Neste último poema, de 3.050 versos latinos, Anchieta canta feitos heróicos e as virtudes cristãs e cívicas que ornaram Mém de Sá na difícil defesa e administração do vasto território brasileiro. Além desses dois poemas, Anchieta reúne num “Livrinho de poesias” grande produção literária lírica e dramática. São conhecidos os Autos de São Lourenço, de São Sebastião e de Santa Inês, todas representações teatrais para transmitir aos índios a fé e o heroísmo daqueles santos. Nas suas cartas, escritas aos superiores de Roma, informa sobre a Companhia de Jesus no Brasil, a vida dos padres ilustres e feitos mais importantes da missão evangelizadora dos jesuítas, os quais seriam a fundação de São Paulo, hoje trepidante centro da América Latina, e a reconquista da cidade do Rio de Janeiro. Por tudo isso, Anchieta continua sendo considerado o fundador do teatro e da literatura nacional.

b) Homem de ação. Não se pode reduzir a poucas linhas a maravilhosa obra do “Apóstolo do Brasil”. Título que resume o preito e a gratidão de um povo agradecido a seu pai espiritual, evangelizador e mestre incansável, varando noites inteiras para minorar as arestas da catequese e da liturgia, pela falta de textos apropriados.
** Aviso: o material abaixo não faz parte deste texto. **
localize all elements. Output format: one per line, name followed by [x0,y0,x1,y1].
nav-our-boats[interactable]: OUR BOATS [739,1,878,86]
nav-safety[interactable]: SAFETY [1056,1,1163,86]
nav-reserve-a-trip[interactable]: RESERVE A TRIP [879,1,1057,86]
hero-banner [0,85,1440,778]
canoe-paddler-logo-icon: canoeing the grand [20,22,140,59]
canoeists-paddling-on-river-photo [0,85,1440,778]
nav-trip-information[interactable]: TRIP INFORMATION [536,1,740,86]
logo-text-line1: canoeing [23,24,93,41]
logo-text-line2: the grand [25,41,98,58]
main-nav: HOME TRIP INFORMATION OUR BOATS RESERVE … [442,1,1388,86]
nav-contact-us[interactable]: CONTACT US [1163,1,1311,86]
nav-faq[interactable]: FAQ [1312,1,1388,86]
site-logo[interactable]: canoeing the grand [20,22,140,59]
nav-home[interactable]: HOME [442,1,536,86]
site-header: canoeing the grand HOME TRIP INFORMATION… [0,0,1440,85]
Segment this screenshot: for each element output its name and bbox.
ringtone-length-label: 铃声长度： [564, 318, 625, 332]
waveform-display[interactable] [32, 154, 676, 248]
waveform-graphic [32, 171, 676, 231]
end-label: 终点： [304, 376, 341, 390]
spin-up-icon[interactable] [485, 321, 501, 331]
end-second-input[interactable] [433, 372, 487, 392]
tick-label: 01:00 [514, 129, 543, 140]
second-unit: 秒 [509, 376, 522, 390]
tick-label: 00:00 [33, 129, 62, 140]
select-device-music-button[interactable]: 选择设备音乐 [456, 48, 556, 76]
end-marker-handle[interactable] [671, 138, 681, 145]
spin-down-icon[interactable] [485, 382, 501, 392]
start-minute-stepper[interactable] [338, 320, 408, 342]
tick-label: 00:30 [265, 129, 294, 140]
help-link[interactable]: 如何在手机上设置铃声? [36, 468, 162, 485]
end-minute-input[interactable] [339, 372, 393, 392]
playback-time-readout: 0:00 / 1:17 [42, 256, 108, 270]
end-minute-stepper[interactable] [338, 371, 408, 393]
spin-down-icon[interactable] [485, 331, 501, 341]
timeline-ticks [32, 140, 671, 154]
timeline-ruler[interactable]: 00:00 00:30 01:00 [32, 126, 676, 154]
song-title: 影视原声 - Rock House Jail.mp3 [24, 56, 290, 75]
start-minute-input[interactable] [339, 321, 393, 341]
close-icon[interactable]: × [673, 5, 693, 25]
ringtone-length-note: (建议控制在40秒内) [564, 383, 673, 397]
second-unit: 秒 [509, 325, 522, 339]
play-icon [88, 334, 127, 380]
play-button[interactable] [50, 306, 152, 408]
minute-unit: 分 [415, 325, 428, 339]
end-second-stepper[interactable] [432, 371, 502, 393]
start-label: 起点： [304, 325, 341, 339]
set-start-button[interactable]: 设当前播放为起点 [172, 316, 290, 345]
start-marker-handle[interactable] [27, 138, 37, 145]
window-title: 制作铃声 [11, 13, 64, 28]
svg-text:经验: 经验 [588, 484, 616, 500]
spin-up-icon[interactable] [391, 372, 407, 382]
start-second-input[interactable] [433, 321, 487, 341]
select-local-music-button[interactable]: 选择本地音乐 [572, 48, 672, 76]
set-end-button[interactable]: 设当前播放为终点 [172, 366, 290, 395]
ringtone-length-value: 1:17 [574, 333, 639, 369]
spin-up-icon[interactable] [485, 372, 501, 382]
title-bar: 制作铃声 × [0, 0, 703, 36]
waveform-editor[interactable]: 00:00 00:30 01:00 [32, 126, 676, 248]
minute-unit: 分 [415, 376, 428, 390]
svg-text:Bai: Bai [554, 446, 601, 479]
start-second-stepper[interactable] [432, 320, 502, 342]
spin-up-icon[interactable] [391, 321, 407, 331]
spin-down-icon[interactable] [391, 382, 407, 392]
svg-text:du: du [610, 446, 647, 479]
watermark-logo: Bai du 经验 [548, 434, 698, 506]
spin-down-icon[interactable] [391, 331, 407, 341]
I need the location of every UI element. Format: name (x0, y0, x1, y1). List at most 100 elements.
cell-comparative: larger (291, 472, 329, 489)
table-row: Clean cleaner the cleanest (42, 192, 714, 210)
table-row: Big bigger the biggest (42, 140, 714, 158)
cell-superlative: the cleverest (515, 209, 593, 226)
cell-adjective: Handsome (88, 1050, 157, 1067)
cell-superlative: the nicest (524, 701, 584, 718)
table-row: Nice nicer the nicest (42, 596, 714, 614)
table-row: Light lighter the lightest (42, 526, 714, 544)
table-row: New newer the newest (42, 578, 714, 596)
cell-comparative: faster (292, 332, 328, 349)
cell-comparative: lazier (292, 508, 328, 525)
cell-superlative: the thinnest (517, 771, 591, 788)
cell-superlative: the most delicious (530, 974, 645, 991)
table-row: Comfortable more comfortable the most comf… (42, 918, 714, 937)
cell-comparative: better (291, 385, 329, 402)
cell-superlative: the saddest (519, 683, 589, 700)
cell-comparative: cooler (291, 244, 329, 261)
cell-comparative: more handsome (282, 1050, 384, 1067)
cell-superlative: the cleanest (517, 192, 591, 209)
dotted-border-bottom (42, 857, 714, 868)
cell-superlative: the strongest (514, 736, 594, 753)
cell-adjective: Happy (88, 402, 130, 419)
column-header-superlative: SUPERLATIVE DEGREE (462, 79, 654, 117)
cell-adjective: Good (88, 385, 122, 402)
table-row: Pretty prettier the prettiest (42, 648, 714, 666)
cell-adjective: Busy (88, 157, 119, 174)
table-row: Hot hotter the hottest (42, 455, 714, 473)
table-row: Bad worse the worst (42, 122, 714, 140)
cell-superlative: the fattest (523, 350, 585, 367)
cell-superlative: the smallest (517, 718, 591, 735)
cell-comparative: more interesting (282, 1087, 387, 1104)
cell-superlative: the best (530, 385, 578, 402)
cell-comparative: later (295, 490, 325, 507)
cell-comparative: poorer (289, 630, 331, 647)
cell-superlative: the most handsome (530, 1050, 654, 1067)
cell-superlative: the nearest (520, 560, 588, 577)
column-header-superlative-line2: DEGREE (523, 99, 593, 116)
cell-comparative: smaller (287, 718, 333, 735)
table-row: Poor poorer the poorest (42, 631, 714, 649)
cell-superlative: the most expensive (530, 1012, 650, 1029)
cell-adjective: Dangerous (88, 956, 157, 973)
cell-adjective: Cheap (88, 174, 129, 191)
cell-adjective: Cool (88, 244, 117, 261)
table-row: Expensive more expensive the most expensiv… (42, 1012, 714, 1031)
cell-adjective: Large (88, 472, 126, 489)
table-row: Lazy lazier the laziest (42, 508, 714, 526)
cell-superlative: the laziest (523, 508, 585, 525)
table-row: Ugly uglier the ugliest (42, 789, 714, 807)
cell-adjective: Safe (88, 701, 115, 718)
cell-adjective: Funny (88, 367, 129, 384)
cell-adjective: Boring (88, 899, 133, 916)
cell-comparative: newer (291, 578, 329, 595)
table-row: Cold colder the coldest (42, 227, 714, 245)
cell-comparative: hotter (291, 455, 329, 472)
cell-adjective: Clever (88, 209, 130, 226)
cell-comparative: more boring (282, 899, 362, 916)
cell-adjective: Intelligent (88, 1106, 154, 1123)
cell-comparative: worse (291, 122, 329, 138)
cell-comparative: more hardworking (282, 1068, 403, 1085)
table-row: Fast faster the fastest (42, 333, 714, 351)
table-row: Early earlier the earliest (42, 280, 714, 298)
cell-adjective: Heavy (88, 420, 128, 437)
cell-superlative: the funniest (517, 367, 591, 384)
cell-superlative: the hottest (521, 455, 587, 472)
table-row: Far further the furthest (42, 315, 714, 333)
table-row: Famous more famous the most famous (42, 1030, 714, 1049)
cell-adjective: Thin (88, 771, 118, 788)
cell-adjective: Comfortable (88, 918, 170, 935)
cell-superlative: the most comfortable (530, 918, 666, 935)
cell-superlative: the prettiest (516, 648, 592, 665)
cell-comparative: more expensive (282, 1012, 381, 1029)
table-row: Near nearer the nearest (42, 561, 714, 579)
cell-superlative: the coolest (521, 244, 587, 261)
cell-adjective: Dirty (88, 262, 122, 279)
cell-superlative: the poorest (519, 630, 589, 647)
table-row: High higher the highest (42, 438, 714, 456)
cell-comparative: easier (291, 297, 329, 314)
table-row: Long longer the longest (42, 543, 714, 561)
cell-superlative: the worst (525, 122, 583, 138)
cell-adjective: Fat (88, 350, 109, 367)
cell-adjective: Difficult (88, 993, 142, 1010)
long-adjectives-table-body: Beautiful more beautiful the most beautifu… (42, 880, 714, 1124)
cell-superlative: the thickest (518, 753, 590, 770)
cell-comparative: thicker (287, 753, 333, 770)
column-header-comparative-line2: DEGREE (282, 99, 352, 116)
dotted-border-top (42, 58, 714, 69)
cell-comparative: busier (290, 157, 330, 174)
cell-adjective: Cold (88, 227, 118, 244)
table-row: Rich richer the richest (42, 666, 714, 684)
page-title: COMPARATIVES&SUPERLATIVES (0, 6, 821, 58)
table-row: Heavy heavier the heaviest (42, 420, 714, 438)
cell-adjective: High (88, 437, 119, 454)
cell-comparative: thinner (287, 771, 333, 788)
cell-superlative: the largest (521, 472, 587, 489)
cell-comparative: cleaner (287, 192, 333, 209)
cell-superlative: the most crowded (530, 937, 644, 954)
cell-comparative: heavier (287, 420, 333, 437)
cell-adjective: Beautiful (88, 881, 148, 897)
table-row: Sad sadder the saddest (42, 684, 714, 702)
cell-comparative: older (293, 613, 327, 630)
Dedicando-se à evangelização do Brasil até o último dia de sua vida, Anchieta compôs Diálogos para as coisas da fé, Instrução para confessar e Ajudar a bem morrer. Onde quer que estivesse, apaziguou discórdias, remediou necessidades, evitou crimes, atraiu as pessoas à prática da religião e concorreu decisivamente para a moralização dos costumes domésticos.

Resumindo, na complexa história do Brasil, sua evangelização ocupa lugar de destaque na formação moral e religiosa da sociedade colonial. Foi a fé cristã que plasmou a cultura nacional de tal forma que a nossa história se torna incompreensível sem uma referência aos acontecimentos, que caracterizam o primeiro período da nossa evangelização e da própria história do Brasil.

c) Homem de Deus. O que mais atraiu o povo foi a santidade de Anchieta, revelada no esplendor de suas virtudes, despojamento total em favor dos pobres índios e escravos, sua paciência nas privações e nos trabalhos, formando um florilégio das virtudes que ornam este beato missionário.

Sua intensa vida de oração e penitência, verdadeiro manancial de graças, eis o testemunho de mais de 200 pessoas a atestar que José de Anchieta é santo e merece com sobras ser chamado “Apóstolo do Brasil”. Podemos afirmar que seu zelo missionário muito contribuiu para o lançamento dos alicerces e cimentação da unidade espiritual e moral do Brasil.

Vendelino Estanislau

é filósofo, teólogo e professor da Pontifícia Universidade Católica do Paraná.